Denn, meine Damen und Herren, liebe Freunde – der 9. November 1938 überlagert auch im staatlichen Gedenken bei weitem alle anderen historischen Daten, die ich genannt habe. Scham und Entsetzen sind unsere Empfindungen, wenn wir heute 70 Jahre zurückblicken.
Unter tatkräftiger Unterstützung der Bevölkerung plünderten und zerstörten SS und SA-Angehörige jüdische Läden und Geschäfte, verbrannten und verwüsteten 267 Synagogen (fast alle), verschleppten 30 000 Jüdinnen und Juden, vergewaltigten, misshandelten und verprügelten unzählige von ihnen und ermordeten allein an diesem Tag 91 Menschen.

Die Polizei tolerierte den – von der NS-Presse so titulierten „spontanen Volkszorn“, die Feuerwehr sorgte dafür, dass die Synagogen kontrolliert abbrannten, ohne dass (zitiere)„arisches“ Eigentum beschädigt wurde.
Für die Führung der NSDAP war der 9. November ein Testlauf, wie die Bevölkerung auf den blanken, massenhaft praktizierten antisemitischen Terror reagieren würde.

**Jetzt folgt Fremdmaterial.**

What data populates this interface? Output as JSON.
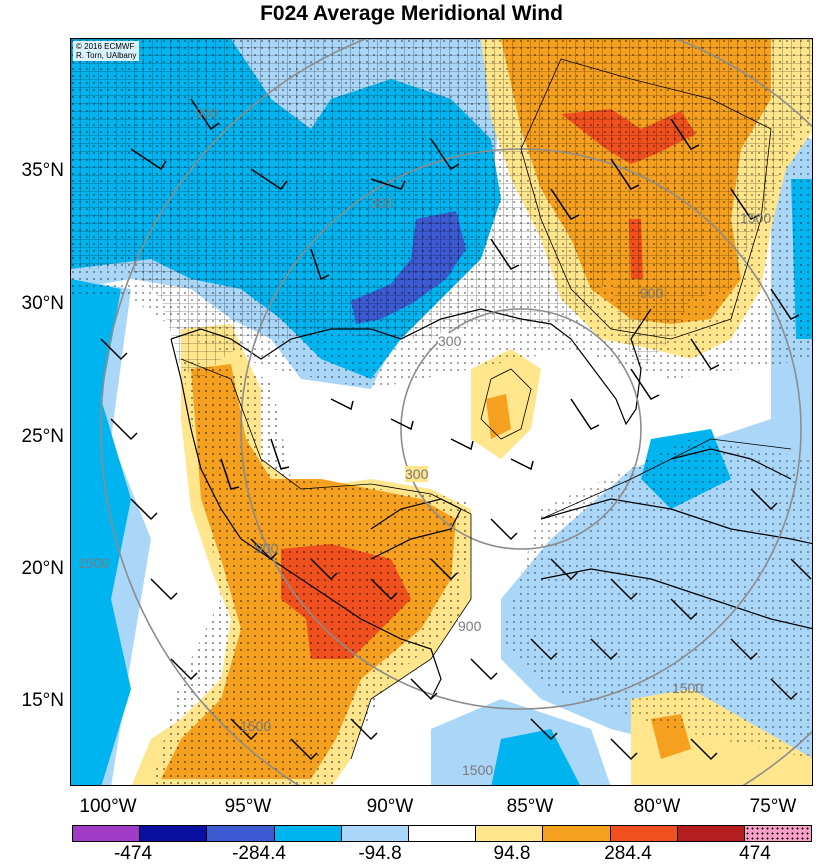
{
  "title": "F024 Average Meridional Wind",
  "credit": {
    "line1": "© 2016 ECMWF",
    "line2": "R. Torn, UAlbany"
  },
  "latitude_labels": [
    "35°N",
    "30°N",
    "25°N",
    "20°N",
    "15°N"
  ],
  "longitude_labels": [
    "100°W",
    "95°W",
    "90°W",
    "85°W",
    "80°W",
    "75°W"
  ],
  "contour_labels": [
    "300",
    "300",
    "300",
    "900",
    "900",
    "900",
    "900",
    "1500",
    "1500",
    "1500",
    "1500",
    "1500"
  ],
  "colorbar": {
    "tick_labels": [
      "-474",
      "-284.4",
      "-94.8",
      "94.8",
      "284.4",
      "474"
    ],
    "colors": [
      "#a03cc8",
      "#0a10a0",
      "#3c5ad2",
      "#00b4f0",
      "#aad6f8",
      "#ffffff",
      "#ffe68c",
      "#f5a01e",
      "#f0501e",
      "#b41e1e",
      "#f8a0c8"
    ]
  },
  "colors": {
    "land_blue": "#00b4f0",
    "light_blue": "#aad6f8",
    "dark_blue": "#3c5ad2",
    "yellow": "#ffe68c",
    "orange": "#f5a01e",
    "red": "#f0501e"
  }
}
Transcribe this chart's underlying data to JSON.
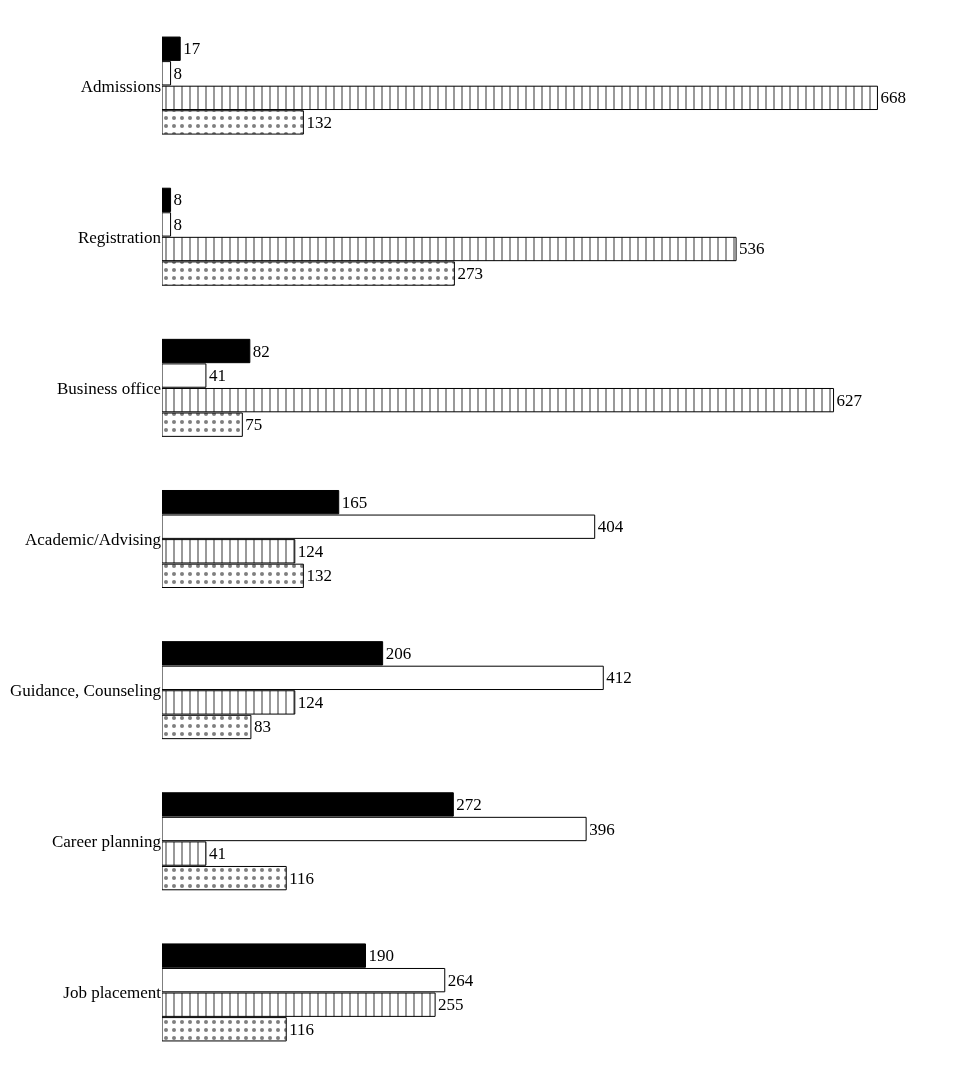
{
  "chart_data": {
    "type": "bar",
    "orientation": "horizontal",
    "data_labels": true,
    "tick_labels": "y",
    "categories": [
      "Admissions",
      "Registration",
      "Business office",
      "Academic/Advising",
      "Guidance, Counseling",
      "Career planning",
      "Job placement"
    ],
    "series": [
      {
        "color": "#000000",
        "values": [
          17,
          8,
          82,
          165,
          206,
          272,
          190
        ]
      },
      {
        "color": "#ffffff",
        "values": [
          8,
          8,
          41,
          404,
          412,
          396,
          264
        ]
      },
      {
        "color": "#000000",
        "values": [
          668,
          536,
          627,
          124,
          124,
          41,
          255
        ]
      },
      {
        "color": "#000000",
        "values": [
          132,
          273,
          75,
          132,
          83,
          116,
          116
        ]
      }
    ]
  }
}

Für die jüdischen Menschen im Deutschland und Europa war das Novemberpogrom der Übergang von der Entrechtung und Beraubung hin zur physischen Vernichtung.

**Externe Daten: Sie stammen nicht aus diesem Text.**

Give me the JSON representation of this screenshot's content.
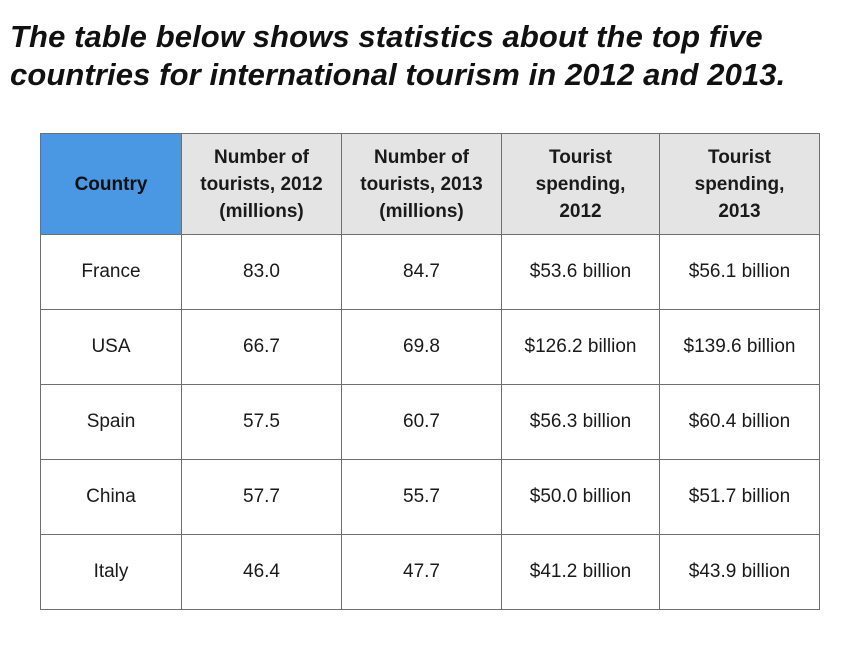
{
  "heading": {
    "line1": "The table below shows statistics about the top five",
    "line2": "countries for international tourism in 2012 and 2013."
  },
  "table": {
    "headers": [
      [
        "Country"
      ],
      [
        "Number of",
        "tourists, 2012",
        "(millions)"
      ],
      [
        "Number of",
        "tourists, 2013",
        "(millions)"
      ],
      [
        "Tourist",
        "spending,",
        "2012"
      ],
      [
        "Tourist",
        "spending,",
        "2013"
      ]
    ],
    "rows": [
      [
        "France",
        "83.0",
        "84.7",
        "$53.6 billion",
        "$56.1 billion"
      ],
      [
        "USA",
        "66.7",
        "69.8",
        "$126.2 billion",
        "$139.6 billion"
      ],
      [
        "Spain",
        "57.5",
        "60.7",
        "$56.3 billion",
        "$60.4 billion"
      ],
      [
        "China",
        "57.7",
        "55.7",
        "$50.0 billion",
        "$51.7 billion"
      ],
      [
        "Italy",
        "46.4",
        "47.7",
        "$41.2 billion",
        "$43.9 billion"
      ]
    ]
  },
  "colors": {
    "header_highlight": "#4a97e4",
    "header_background": "#e4e4e4",
    "border": "#6f6f6f"
  }
}
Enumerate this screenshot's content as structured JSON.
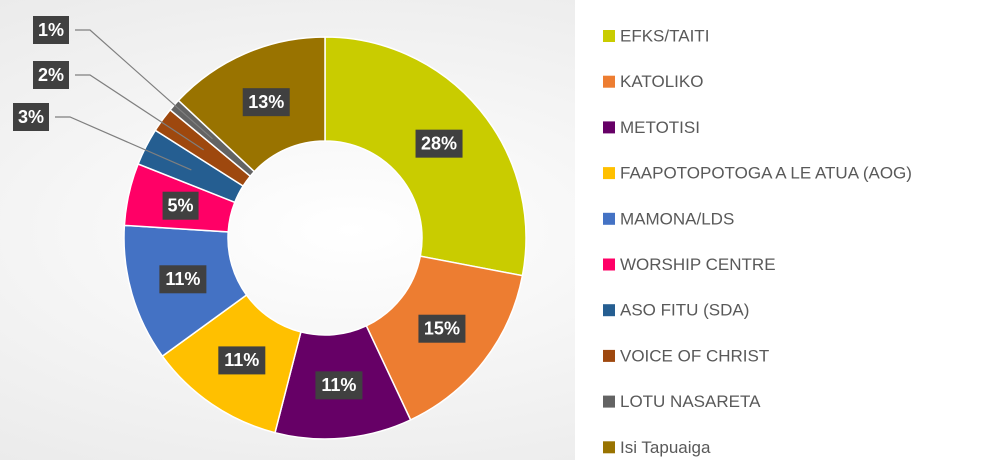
{
  "chart_data": {
    "type": "donut",
    "categories": [
      "EFKS/TAITI",
      "KATOLIKO",
      "METOTISI",
      "FAAPOTOPOTOGA A LE ATUA (AOG)",
      "MAMONA/LDS",
      "WORSHIP CENTRE",
      "ASO FITU (SDA)",
      "VOICE OF CHRIST",
      "LOTU NASARETA",
      "Isi Tapuaiga"
    ],
    "values": [
      28,
      15,
      11,
      11,
      11,
      5,
      3,
      2,
      1,
      13
    ],
    "value_labels": [
      "28%",
      "15%",
      "11%",
      "11%",
      "11%",
      "5%",
      "3%",
      "2%",
      "1%",
      "13%"
    ],
    "colors": [
      "#c9cc00",
      "#ed7d31",
      "#660066",
      "#ffc000",
      "#4472c4",
      "#ff0066",
      "#255e91",
      "#9e480e",
      "#636363",
      "#997300"
    ],
    "legend": "right"
  }
}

In den Konzentrationslagern von Ausschwitz und Treblinka, vor den Erschiessungskommandos der Wehrmacht in den Ghettos von Warschau und Riga, in den Dörfern Galiziens, in den Eisenbahnwaggons aus Paris, Rom, Budapest und Saloniki, wurden bis zum 8. Mai 1945 über 6 Mio Jüdinnen und Juden von deutschen Soldaten, Polizisten, SS-Angehörigen und willigen Helfern aus der Zivilbevölkerung ermordet.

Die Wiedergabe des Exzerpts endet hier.